Авраамий не ответил, склонив голову так, что куколь закрыл все лицо. Отец Антоний истолковал его молчание по-своему.
– Не смогли вынести? – с пониманием спросил игумен. – Или… выносить нечего было? – Тяжко вздохнув, сказал: – Ну, Бог даст, не останется тело поверх земли…
– Тел-то там много осталось, – грустно сказал Палицын. – Только воеводу-то мы не бросили, а вынесли, но… – Авраамий замолк и, приподняв голову, пристально посмотрел на настоятеля. Отец Антоний, глянув в глаза собеседника, все понял…
– Да ты в уме ли, келарь? Мертвеца столько верст вез?!
– Утром, перед битвой, князь-воевода Димитрий Михайлович исповедался и святое причастие принял, а потом и говорит – ежели, мол, Москву не освободим, то он в мнихи уйдет.
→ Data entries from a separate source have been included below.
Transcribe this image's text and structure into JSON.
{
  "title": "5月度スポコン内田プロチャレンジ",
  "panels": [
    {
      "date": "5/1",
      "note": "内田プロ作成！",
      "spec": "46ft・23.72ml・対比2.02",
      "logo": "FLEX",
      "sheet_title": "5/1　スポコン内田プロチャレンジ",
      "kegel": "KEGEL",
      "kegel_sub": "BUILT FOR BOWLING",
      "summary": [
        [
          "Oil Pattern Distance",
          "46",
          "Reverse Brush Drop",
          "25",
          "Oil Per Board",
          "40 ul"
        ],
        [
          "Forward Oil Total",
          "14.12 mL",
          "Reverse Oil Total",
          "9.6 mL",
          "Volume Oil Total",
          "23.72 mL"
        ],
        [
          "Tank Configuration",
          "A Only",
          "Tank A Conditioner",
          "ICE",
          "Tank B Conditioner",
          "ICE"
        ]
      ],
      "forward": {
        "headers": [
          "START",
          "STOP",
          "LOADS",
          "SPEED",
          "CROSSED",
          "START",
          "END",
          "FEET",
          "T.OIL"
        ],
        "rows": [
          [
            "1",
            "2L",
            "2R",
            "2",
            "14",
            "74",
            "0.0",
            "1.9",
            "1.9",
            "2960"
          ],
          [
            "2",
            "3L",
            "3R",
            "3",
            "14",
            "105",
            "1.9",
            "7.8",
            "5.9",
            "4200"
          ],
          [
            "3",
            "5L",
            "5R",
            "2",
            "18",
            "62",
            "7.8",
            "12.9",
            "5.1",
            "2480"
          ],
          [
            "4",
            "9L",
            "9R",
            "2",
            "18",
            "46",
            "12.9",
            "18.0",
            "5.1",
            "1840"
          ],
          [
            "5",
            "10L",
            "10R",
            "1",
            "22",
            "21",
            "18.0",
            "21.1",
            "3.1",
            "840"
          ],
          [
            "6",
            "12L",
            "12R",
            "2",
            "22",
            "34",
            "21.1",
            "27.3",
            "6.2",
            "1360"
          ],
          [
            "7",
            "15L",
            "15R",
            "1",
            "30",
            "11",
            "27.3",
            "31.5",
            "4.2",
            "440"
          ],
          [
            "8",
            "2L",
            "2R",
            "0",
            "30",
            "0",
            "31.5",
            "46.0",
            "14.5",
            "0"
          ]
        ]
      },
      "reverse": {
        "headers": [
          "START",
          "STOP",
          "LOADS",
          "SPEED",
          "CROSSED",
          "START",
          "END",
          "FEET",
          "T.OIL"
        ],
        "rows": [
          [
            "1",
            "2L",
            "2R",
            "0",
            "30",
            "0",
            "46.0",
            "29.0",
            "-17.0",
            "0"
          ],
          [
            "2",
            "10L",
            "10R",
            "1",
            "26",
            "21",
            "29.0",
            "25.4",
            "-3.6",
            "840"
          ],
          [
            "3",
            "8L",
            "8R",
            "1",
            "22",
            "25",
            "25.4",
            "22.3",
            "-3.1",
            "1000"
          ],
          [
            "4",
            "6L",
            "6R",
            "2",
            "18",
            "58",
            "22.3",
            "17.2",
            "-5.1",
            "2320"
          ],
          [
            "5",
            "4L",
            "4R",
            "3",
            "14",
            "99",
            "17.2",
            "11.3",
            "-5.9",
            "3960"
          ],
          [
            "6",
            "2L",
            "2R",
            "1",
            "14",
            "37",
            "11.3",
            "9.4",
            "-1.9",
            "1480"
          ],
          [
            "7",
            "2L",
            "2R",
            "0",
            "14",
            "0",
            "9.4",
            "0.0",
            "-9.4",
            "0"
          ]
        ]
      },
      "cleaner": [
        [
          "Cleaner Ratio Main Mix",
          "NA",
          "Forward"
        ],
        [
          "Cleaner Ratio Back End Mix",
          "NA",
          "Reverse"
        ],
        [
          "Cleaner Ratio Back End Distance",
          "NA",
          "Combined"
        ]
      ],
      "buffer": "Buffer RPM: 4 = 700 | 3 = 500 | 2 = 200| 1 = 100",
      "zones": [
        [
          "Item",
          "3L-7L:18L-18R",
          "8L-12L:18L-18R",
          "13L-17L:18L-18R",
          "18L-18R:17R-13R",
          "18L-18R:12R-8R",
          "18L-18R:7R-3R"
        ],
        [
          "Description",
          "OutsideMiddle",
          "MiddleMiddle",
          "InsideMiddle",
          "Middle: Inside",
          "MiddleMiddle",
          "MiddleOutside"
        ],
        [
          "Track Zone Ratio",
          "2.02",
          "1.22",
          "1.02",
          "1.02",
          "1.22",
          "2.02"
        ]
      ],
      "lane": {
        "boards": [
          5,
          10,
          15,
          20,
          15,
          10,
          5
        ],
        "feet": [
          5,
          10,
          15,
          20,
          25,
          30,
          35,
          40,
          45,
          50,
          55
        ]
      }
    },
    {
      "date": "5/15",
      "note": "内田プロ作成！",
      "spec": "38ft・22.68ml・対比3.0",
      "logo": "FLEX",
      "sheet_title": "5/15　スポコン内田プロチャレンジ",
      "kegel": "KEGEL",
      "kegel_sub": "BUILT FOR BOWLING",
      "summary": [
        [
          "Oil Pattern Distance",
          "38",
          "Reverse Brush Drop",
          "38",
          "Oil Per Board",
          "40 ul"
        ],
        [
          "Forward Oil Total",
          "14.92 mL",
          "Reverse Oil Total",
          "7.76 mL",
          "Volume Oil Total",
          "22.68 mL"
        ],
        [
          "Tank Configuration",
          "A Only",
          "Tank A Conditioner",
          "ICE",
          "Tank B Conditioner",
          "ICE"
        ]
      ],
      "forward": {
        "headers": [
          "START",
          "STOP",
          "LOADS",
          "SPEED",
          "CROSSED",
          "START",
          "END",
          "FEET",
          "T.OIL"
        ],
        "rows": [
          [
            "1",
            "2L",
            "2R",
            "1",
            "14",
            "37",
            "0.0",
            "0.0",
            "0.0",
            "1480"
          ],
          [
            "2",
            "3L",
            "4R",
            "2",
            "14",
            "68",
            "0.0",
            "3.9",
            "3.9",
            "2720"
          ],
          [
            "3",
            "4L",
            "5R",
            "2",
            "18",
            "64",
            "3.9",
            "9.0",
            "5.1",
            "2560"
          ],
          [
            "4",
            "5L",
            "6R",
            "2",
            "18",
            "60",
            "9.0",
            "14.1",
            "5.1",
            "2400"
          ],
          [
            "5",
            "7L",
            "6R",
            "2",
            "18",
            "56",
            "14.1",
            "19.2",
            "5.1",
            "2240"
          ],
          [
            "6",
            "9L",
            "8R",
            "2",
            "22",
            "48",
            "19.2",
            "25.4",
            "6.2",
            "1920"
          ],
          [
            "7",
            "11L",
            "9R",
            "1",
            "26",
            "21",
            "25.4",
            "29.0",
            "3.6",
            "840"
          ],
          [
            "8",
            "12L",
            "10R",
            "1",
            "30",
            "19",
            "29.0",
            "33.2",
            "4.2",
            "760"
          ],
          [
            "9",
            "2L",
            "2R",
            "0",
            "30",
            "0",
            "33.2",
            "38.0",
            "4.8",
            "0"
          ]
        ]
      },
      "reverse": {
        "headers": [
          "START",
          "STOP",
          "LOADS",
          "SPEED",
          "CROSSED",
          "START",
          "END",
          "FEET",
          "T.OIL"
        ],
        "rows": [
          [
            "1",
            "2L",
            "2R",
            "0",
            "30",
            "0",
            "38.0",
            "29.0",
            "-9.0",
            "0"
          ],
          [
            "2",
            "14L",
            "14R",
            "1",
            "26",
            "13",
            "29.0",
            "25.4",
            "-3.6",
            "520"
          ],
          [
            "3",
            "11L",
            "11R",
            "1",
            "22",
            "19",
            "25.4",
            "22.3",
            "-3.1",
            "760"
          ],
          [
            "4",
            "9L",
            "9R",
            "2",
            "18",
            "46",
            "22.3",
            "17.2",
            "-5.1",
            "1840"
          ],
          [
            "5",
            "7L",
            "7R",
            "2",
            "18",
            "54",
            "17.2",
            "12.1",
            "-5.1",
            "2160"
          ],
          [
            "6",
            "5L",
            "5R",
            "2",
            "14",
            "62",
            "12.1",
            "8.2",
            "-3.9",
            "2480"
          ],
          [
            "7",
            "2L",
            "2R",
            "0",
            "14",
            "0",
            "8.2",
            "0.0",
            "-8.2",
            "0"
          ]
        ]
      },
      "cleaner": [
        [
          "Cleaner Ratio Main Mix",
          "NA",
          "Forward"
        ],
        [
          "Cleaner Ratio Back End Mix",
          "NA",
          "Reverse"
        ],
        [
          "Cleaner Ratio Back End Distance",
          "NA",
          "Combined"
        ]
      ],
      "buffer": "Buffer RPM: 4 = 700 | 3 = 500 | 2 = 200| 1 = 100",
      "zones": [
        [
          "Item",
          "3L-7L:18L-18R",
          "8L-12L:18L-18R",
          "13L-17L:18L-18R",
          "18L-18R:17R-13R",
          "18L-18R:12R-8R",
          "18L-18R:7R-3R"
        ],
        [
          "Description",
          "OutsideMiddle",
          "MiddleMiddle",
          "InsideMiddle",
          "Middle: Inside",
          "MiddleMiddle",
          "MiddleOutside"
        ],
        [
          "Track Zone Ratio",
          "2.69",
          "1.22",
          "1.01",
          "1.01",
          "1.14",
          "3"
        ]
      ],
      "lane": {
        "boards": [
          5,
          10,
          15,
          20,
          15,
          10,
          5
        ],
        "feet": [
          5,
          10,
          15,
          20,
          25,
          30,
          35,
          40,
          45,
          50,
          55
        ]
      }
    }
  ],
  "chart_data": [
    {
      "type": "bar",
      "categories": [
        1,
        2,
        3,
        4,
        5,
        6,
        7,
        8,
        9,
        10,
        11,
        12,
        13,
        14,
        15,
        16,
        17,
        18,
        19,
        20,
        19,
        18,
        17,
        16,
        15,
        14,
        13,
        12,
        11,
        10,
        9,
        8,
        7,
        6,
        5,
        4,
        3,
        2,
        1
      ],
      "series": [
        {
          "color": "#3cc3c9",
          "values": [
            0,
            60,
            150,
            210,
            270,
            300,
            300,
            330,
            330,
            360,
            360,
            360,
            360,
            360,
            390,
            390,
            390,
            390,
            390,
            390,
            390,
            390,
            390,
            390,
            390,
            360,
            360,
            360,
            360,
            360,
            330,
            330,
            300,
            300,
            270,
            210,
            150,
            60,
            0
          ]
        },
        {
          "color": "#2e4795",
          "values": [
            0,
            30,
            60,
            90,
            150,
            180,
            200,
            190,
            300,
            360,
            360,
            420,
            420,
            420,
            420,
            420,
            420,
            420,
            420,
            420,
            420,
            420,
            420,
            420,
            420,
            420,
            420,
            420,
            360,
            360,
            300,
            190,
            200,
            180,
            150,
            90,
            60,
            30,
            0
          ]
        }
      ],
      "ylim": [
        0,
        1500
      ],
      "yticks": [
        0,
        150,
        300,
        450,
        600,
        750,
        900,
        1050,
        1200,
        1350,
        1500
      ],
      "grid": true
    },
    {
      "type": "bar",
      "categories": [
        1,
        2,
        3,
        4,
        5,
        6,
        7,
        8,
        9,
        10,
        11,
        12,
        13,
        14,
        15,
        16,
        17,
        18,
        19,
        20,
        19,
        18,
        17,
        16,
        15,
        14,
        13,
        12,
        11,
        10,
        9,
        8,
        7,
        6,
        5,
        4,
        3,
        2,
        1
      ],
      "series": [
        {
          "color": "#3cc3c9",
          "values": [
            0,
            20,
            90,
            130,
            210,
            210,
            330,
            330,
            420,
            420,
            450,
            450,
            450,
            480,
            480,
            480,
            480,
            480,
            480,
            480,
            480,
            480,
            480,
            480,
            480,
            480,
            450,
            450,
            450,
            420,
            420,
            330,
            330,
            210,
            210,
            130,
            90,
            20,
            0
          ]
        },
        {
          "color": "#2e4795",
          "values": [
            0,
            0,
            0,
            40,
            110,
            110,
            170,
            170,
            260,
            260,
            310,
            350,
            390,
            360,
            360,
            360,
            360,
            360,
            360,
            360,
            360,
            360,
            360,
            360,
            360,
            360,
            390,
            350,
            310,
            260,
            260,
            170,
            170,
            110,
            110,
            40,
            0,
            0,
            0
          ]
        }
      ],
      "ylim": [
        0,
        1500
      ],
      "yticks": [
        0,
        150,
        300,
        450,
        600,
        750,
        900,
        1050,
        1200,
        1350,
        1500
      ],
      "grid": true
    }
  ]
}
Ну, а я, грешным делом, ему и говорю – знаю, мол, настоятеля, на Соловки тебя сам отведу. Отпрошусь у отца настоятеля, вместе с князем служить стану. Вот, стало быть, Москву князь не освободил. А я вроде как завещание княжеское выполнял, волю его последнюю. Так что, прости меня, отче, но не мог я по-другому…
– Ох, Авраамий, Авраамий, – покачал головой игумен, растерянно садясь в кресло. – Что и сказать-то, не знаю… Не мне тебя судить. Молиться за тебя буду. Сам помолюсь и братии накажу. Господь, он нас, глупых, всегда прощает. А как с телом-то? Ты же его сколько дней вез, так оно, почитай, тогось…
– Да нет. Ни запаха нет, ни тления. Мы, как тело-то с поля увезли, домовину изладили, да медом залили… Ну, а потом колоду на воз, до Углича, а там – на лодью. По Волге, да по Шехони-реке до Череповеси, а там – телегу и до Вологды. Ну, а уж по Вологде, Сухоне да Двине до Архангельского монастыря несложно доплыть. Передохнули чуток, домовину на коч перенесли.
– А чего вас на ночь-то глядя понесло? А не дай Бог, шторм разразится? Это же повезло вам, дуракам.